Verizon and Unions Reach Tentative Deal to End Labor Strike
Verizon Communications Inc. and unions representing nearly 40,000 wireline workers have reached a tentative deal to end a strike that has stretched for more than month, U.S. Secretary of Labor Thomas Perez said on Friday.
Shares in Verizon jumped as much as 1.2 percent after the announcement and in afternoon trading were up almost 1 percent at $50.62.
"The parties are now working to reduce the agreement to writing, after which the proposal will be submitted to CWA and IBEW union members for ratification," Perez said in a statement.
Workers will be back on their jobs next week, Perez added.
Network technicians and customer service representatives in the company's Fios Internet, telephone and television services units walked off the job on April 13 after contract talks hit an impasse. The action was called by the Communications Workers of America and the International Brotherhood of Electrical Workers.

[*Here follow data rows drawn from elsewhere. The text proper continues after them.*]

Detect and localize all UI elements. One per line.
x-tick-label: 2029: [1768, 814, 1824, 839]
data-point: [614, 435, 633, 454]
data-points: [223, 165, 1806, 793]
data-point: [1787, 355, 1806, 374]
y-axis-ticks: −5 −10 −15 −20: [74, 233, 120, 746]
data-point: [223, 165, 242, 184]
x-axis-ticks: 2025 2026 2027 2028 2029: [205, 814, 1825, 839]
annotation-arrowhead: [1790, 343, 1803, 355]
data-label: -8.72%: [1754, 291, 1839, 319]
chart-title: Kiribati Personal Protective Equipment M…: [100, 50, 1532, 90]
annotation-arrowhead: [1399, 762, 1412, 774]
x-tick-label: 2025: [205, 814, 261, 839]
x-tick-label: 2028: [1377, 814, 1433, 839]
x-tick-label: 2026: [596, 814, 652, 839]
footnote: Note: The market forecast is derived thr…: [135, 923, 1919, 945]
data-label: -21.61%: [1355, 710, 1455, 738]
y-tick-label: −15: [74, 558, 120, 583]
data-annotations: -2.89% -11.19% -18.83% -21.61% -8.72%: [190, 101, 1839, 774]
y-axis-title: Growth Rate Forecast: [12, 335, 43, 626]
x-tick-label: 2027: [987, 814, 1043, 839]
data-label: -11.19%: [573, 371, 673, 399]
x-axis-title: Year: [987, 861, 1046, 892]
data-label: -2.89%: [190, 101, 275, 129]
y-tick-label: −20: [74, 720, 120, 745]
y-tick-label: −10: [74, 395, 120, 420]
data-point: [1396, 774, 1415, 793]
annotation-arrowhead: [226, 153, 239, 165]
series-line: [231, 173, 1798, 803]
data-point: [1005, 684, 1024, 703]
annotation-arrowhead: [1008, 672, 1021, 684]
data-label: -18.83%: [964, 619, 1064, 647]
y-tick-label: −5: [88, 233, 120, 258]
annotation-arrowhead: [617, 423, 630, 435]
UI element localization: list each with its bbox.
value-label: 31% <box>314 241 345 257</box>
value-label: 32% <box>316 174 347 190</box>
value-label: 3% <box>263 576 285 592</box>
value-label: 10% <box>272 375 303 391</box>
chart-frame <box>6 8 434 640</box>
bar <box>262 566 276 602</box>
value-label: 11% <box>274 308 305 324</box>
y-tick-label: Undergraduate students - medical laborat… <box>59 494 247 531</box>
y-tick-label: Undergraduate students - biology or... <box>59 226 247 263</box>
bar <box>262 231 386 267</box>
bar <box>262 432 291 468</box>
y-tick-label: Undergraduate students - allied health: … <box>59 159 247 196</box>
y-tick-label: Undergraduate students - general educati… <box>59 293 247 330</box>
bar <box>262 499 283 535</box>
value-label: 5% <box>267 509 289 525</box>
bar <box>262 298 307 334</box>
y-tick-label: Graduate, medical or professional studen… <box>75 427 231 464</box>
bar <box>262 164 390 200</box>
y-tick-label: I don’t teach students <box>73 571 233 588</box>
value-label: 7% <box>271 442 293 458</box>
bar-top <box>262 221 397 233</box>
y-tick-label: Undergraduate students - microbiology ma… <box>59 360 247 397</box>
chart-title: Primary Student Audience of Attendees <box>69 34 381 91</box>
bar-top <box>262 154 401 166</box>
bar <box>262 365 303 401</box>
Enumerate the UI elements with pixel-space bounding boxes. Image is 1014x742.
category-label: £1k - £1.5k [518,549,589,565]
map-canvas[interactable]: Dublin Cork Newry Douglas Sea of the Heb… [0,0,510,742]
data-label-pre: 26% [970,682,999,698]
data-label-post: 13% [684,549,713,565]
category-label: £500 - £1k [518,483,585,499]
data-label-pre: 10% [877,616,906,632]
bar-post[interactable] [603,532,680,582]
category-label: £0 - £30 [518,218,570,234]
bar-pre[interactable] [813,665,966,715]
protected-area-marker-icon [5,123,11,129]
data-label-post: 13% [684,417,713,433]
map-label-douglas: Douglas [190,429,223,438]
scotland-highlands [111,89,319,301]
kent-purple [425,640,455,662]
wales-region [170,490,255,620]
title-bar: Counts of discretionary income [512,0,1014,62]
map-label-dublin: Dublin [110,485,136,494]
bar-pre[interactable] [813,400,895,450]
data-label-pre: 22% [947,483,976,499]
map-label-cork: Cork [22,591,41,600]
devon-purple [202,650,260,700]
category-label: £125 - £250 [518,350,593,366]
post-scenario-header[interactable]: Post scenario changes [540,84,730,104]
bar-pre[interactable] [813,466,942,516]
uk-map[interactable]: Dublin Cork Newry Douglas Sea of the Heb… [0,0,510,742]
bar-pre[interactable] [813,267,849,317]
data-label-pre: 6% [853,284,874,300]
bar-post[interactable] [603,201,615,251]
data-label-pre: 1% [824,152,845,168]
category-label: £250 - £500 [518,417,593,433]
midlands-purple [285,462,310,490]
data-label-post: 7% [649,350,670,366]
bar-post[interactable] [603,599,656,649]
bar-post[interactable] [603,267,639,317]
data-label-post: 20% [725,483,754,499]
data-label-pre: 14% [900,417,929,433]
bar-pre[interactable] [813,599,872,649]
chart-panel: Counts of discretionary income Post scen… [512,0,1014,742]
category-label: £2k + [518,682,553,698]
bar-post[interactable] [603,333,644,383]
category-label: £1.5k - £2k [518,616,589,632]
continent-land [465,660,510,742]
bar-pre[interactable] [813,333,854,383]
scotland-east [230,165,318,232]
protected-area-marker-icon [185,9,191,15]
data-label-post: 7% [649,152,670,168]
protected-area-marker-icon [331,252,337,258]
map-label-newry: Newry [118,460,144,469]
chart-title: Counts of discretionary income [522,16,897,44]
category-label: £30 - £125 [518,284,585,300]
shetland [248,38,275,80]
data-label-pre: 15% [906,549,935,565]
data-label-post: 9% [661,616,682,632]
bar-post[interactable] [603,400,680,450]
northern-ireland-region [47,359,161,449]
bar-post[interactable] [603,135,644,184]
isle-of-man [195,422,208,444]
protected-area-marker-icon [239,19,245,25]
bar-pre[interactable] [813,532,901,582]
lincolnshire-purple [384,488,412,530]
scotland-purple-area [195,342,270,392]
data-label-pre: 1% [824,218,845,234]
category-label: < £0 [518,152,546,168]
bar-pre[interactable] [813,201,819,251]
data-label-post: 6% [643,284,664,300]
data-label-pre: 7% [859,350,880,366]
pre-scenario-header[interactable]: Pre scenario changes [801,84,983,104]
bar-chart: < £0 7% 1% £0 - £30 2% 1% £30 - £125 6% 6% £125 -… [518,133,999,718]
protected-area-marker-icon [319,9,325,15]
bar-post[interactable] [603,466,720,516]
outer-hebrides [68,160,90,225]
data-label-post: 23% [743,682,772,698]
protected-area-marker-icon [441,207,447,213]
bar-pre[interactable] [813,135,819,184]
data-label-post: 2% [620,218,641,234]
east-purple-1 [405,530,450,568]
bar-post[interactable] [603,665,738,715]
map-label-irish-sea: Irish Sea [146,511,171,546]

Sticking points in contract negotiations had included job relocations, offshoring call-center jobs, pensions and healthcare coverage.
Verizon Communications and representatives from the two striking unions had been in contract discussions with the help of the U.S. Department of Labor. In mid-May, Perez brought both parties back to the negotiating table.
The work stoppage at Verizon stretched across several U.S. East Coast states, including New York, Massachusetts and Virginia.
Verizon said it had trained thousands of non-union employees over the past year to ensure no service disruption.
Verizon plans to report second-quarter results on July 26. Company executives have hinted in recent weeks that the strike could pressure the bottom line.